[Python-Dev] Install-on-first-use vs. optional extensions

"Martin v. Löwis" martin at v.loewis.de
Wed Sep 8 06:41:28 CEST 2004


I recently looked into properly implementing the "Register Extensions"
feature in the installer; in 2.4a3, not selecting that doesn't really
work. The problem is that MSI only supports installing either both
the "extension server" (the .exe) and the extension, or neither. So
you can chose not to install word.exe, and it won't install the .doc
extension; if you install word.exe, it will associate .doc with it.

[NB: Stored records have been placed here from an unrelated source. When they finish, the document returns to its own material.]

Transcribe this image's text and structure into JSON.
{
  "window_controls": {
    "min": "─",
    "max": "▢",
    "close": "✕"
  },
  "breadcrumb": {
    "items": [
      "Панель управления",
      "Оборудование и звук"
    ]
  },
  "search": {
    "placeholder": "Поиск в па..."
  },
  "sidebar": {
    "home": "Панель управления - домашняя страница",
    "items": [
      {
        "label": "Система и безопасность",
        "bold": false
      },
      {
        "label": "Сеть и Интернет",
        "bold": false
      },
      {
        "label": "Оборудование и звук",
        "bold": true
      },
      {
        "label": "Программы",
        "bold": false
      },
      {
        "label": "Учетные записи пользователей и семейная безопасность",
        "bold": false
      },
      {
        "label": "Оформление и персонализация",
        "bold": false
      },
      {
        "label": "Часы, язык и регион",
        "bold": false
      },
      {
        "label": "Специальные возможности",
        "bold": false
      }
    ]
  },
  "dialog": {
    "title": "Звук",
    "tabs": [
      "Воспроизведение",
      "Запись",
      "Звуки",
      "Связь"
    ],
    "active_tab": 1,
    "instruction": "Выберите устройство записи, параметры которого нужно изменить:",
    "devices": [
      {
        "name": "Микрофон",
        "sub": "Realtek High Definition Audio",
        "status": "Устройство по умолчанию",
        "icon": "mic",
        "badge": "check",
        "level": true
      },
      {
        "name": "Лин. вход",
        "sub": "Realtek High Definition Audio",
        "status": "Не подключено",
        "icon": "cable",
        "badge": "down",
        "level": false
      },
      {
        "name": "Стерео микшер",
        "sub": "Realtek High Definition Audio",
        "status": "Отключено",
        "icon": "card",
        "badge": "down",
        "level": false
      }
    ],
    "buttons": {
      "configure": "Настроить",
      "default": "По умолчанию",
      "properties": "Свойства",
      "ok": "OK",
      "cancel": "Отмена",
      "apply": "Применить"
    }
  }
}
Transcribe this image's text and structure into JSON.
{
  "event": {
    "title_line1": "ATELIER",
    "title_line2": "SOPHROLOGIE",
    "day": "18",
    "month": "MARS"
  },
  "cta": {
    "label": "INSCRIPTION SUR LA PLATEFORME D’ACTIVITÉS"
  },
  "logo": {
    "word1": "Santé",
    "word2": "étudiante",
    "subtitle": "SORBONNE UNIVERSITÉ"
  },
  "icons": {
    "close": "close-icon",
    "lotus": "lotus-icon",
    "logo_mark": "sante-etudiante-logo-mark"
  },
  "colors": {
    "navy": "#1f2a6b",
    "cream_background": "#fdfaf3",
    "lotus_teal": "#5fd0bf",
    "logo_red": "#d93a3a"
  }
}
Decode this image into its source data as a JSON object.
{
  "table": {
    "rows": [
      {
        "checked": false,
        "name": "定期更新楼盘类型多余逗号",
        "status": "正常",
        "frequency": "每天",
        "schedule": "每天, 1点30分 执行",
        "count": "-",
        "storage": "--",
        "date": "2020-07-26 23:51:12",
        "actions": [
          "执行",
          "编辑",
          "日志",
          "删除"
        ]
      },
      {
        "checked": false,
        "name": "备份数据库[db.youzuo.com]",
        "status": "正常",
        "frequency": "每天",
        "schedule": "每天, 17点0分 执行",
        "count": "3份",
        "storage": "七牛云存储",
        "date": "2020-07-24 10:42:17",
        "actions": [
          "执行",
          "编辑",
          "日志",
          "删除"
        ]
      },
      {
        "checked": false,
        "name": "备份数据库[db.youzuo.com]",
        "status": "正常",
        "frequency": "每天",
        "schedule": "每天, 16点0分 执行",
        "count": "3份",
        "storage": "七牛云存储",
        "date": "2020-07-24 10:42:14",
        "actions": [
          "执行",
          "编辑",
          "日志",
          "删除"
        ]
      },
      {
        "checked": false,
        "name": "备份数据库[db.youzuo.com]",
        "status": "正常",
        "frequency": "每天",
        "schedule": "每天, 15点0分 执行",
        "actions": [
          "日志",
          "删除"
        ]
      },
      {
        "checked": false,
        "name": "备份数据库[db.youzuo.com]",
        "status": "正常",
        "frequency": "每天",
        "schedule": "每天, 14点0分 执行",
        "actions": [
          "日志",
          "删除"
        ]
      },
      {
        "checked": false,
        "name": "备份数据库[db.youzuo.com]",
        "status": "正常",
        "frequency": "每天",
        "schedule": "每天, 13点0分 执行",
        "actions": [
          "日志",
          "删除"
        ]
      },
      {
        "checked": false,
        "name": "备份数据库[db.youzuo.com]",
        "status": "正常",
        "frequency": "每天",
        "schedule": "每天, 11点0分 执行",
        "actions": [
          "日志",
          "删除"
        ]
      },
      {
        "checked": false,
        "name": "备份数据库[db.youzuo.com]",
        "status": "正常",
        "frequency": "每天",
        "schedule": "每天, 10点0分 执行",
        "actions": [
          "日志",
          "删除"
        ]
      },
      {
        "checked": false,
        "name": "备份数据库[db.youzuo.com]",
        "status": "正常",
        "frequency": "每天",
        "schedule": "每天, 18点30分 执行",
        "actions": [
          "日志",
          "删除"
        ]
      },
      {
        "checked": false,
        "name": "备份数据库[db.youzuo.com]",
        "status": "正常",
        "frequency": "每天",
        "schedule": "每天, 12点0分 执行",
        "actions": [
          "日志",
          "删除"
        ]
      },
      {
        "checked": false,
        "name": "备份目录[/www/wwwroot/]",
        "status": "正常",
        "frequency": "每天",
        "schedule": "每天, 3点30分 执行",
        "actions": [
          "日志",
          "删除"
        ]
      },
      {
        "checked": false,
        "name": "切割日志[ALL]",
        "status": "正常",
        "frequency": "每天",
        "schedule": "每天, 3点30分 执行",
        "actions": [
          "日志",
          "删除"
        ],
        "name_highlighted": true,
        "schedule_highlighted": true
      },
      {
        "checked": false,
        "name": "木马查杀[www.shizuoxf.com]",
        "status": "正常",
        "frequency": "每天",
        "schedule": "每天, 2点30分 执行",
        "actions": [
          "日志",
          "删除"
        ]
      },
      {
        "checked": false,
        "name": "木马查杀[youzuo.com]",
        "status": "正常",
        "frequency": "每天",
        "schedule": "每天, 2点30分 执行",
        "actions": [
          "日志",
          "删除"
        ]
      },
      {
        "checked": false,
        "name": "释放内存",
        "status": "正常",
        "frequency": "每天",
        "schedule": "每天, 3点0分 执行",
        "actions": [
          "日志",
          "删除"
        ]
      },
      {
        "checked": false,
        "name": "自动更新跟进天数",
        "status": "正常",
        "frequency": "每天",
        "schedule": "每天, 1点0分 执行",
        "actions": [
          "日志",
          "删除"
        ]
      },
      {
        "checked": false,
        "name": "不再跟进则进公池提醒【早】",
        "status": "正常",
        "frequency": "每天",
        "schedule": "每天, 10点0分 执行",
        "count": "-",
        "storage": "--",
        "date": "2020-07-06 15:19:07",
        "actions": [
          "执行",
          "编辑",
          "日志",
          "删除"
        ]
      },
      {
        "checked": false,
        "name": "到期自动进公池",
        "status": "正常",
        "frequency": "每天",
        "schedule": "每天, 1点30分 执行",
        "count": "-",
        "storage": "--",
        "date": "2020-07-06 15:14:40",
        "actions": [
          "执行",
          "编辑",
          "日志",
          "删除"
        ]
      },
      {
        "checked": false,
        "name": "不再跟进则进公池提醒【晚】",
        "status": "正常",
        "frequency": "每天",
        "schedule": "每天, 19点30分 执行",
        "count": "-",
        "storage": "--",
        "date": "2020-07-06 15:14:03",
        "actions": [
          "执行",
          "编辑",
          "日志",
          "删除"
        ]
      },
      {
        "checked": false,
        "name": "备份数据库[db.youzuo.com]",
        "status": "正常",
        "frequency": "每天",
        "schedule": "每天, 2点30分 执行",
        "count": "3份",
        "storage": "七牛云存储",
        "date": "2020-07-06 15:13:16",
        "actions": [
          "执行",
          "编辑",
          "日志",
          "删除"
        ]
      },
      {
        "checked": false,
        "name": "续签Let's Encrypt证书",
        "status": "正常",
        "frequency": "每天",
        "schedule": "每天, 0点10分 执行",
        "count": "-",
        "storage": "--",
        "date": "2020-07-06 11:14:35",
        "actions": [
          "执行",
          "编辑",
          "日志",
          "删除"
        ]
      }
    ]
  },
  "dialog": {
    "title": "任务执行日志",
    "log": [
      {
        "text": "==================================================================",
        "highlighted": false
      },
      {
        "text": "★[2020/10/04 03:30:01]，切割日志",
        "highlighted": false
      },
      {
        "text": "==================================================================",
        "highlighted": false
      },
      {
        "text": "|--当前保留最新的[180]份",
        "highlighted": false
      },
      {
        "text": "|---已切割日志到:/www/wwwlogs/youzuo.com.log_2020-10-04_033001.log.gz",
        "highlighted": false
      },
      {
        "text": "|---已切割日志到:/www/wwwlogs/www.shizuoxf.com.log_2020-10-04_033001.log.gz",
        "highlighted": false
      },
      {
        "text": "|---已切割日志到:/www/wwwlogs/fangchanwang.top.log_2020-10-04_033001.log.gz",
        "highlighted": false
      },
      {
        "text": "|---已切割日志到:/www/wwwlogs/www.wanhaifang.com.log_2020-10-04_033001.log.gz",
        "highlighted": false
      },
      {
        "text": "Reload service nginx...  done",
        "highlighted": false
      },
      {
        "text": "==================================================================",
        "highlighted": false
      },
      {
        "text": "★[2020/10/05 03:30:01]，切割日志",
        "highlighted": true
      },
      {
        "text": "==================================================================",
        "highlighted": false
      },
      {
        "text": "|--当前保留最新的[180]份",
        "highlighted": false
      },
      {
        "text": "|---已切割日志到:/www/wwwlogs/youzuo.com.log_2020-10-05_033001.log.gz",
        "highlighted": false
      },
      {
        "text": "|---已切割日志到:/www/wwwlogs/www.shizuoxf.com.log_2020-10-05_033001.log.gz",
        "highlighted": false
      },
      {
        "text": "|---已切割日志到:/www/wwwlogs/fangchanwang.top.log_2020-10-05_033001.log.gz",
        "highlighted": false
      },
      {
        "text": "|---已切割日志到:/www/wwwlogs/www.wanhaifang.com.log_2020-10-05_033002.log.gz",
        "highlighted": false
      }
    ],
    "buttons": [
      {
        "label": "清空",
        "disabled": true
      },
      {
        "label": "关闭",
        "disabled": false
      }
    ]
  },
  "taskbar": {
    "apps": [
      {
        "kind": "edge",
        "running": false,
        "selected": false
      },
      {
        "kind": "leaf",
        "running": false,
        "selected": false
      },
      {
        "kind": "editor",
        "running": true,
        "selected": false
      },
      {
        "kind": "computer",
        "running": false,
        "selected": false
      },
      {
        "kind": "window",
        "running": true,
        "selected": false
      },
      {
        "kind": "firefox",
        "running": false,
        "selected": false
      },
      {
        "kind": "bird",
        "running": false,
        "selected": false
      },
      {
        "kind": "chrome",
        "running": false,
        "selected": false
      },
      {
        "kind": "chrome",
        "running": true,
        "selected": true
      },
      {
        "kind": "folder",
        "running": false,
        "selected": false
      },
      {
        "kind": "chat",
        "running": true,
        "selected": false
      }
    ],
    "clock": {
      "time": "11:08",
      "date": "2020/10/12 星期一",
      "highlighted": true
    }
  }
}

For Python, this leaves us with three options:
1. Don't make registration of extensions optional; always associate
    .py, .pyc, .pyw, .pyo.
2. Don't support installation-on-demand for extensions. This means
    to not use the MSI extension machinery at all, but to directly
    write the registry keys that build the extension. Installing
    these keys can then be made optional.
3. Provide another binary that is the "extension server", and
    install that independently of python.exe, and pythonw.exe.
    In CVS, I have implemented this approach to see whether it
    works (it does), and called this binary "launcher.exe". It
    is a Windows app which supports a -console argument which also
    makes it a console app. This is the the binary that gets
    associated with all four extensions, for the "open" verb.

Currently, I'm in favour of using option 3, but I'd like to hear
whether people would prefer something else instead.